Median CD4+ T-cell counts were lower in chemo-naive HIV monoinfected patients and were higher in patients after 2 years of treatment (P = 0.133). Viral load of patients was significantly lower in patients after 2 years of ART as compared to chemo-naive patients (P = 0.032) [Table 2].
No significant difference was observed in CD4+ T-cell counts between both groups (HIV monoinfected vs. coinfected) of patients with and without ART. HIV-1 viral load in HBV and HCV coinfected chemo-naive patients was significantly higher than those of HIV monoinfected chemo-naive patients (for HBV, P = 0.029; HCV, P = 0.024). Patients on ART for more than 2 years also had higher HIV-1 viral load values in coinfected groups, but it was significant only for HCV coinfected group (for HBV, P = 0.776; HCV, P = 0.019) [Table 2].
Out of 14 HIV-HBV coinfected patients, chemo-naive patients were associated with lower median CD4+ T-cell counts as compared to patients on more than 2 years of ART (P = 0.103). Furthermore, the median HIV-1 viral load was higher in chemo-naive patients when these two groups were compared (P = 0.810) [Table 2].
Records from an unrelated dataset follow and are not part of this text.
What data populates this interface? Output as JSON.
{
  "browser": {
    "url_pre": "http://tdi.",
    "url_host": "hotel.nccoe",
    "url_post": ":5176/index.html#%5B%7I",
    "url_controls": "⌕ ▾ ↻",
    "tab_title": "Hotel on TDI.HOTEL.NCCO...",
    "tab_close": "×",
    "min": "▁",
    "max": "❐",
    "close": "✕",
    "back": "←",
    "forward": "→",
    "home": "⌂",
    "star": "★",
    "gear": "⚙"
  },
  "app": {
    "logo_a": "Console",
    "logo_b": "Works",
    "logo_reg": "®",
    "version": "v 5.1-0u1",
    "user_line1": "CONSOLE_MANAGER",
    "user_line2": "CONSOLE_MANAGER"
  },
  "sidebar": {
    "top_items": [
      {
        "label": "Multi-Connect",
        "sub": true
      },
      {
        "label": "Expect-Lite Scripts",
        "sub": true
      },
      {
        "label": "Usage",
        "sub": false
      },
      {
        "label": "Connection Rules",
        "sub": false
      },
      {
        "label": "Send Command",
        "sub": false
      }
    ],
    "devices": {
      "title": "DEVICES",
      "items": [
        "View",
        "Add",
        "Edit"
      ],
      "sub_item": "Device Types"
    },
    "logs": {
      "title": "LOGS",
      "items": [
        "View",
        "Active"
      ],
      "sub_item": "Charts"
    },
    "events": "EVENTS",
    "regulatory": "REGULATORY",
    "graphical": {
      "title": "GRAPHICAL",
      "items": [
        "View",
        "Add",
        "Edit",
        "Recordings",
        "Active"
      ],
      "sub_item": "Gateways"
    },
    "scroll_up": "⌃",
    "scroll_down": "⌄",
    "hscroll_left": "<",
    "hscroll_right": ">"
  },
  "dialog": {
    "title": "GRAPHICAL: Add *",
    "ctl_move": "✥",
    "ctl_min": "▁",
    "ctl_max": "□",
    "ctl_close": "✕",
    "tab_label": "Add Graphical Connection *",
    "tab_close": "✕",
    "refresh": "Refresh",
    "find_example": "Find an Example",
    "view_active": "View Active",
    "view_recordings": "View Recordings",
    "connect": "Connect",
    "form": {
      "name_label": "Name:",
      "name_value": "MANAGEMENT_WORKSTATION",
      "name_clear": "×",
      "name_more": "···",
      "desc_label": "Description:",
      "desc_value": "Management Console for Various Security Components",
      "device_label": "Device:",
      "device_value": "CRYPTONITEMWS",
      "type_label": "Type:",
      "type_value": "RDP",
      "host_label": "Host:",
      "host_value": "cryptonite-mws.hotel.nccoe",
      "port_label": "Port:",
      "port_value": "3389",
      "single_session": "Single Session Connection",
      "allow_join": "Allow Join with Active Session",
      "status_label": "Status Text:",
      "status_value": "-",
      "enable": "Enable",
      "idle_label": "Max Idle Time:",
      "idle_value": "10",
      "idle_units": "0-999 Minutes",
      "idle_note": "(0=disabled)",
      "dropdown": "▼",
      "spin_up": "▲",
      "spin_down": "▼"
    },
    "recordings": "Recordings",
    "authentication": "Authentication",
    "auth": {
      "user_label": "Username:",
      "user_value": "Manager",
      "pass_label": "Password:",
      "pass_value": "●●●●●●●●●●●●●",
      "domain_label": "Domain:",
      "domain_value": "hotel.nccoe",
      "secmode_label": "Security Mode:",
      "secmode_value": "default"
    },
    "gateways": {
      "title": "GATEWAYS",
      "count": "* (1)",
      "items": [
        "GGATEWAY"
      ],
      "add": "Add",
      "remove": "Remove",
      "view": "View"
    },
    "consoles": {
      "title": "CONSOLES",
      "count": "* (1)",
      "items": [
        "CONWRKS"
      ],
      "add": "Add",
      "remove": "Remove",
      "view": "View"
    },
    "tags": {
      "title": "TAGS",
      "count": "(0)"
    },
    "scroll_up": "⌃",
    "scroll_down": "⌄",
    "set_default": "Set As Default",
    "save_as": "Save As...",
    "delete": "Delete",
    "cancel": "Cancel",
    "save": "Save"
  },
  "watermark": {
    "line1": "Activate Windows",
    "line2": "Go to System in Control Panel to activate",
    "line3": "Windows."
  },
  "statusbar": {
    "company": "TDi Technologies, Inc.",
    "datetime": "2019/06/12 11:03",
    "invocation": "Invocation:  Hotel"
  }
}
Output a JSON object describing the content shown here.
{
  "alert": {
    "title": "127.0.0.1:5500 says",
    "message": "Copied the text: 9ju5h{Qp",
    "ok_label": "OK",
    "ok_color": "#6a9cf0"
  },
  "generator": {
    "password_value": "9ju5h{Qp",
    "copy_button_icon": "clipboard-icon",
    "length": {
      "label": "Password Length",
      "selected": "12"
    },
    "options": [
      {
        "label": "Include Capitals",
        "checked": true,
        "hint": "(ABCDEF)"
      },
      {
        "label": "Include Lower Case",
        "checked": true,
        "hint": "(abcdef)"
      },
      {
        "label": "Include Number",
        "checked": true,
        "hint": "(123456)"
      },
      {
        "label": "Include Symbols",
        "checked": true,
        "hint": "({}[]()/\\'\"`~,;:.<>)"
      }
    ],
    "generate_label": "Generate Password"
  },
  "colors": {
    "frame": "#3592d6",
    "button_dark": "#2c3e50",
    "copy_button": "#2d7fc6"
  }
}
Out of eight HIV-HCV infected patients, chemo-naive patients were associated with lower median CD4+ T-cell counts as compared to patients on more than 2 years on ART (P = 0.704). The median HIV load was higher in chemo-naive patients as compared to patients on 2 years of ART (P = 0.413) [Table 2]. However, both of them were statistically insignificant.
Discussion
Variable coinfection rates have been reported for HBV and HCV in HIV patients around the world, depending on the geographic area under study, risk groups, and the type of exposure involved. In the present study, 7.82% and 4.46% of HIV-infected patients were coinfected with HBV and HCV, respectively. Similar observations, i.e., HBV 6%–6.4% and HCV 2.1%–4.8%[112] have been reported from Chennai and 15% HBV and 8.3% HCV coinfection from Hyderabad.[13] Studies from North India have reported lower percentage of coinfection; Delhi reported 3.6%–7.28% HBV and 0.2%–2.2% HCV,[1415] Agra reported 9% HBV coinfections,[16] Kolkata reported 11.3% HBV and 1.9% HCV coinfection,[17] and Chhattisgarh reported 6% HBV and 2% HCV,[18] whereas very high prevalence rates have been reported from the USA, i.e., 30%–50%,[19] and 8.5% HIV-HBV and 2.8% HIV-HCV from western region of Saudi Arabia.[20]
In this study, we observed that CD4+ T-cell counts did not differ between HIV monoinfected and HBV/HCV coinfected patients. However, HIV-1 viral load was found to be higher in HBV and HCV coinfected group as compared to HIV monoinfected patients which was statistically significant for HCV coinfection (P = 0.078; P = 0.017). Similar findings were reported from Gondar, Africa, where mean CD4+ T-cell counts were 288 cells/mm3 in HIV monoinfection and slightly lower count (about 14–38 cells/mm3 lower) in HIV-HBV and HIV-HCV coinfected patients but not statistically significant.[21] On the contrary, previous studies from Jaipur and Chandigarh observed that HIV/HBV coinfected patients had significantly lower CD4 T-cell counts than the monoinfected group (P = 0.03).[2223] An American study also concluded that, compared with patients without coinfection, coinfected patients showed impaired CD4+ T-cell recovery, despite similar virological response to HIV-1 therapy.[8] Greivensen from Belgium also reported a lesser CD4 increase among HCV/HBV coinfected patients as compared to HIV monoinfected patients, but it was statistically significant only for HBV coinfection (P = 0.001).[24]
These variations may be due to differences in local epidemiology, prevalent genotypes of HIV/HBV/HCV, follow-up time, the viral loads of HBV and HCV, and whether patients were receiving any antiviral agents for HBV/HCV infection, population characteristics (in particular, the relative importance of intravenous drug users), etc.[24] Many a times, HIV patients are not aware of their HBV/HCV infection status; as a result, these infections remain unattended. In patients with HBV and HCV coinfections, HIV viral load may be a better marker to predict response to ART as increase in CD4+ T-cell counts may be similar to HIV monoinfected patients [Table 1].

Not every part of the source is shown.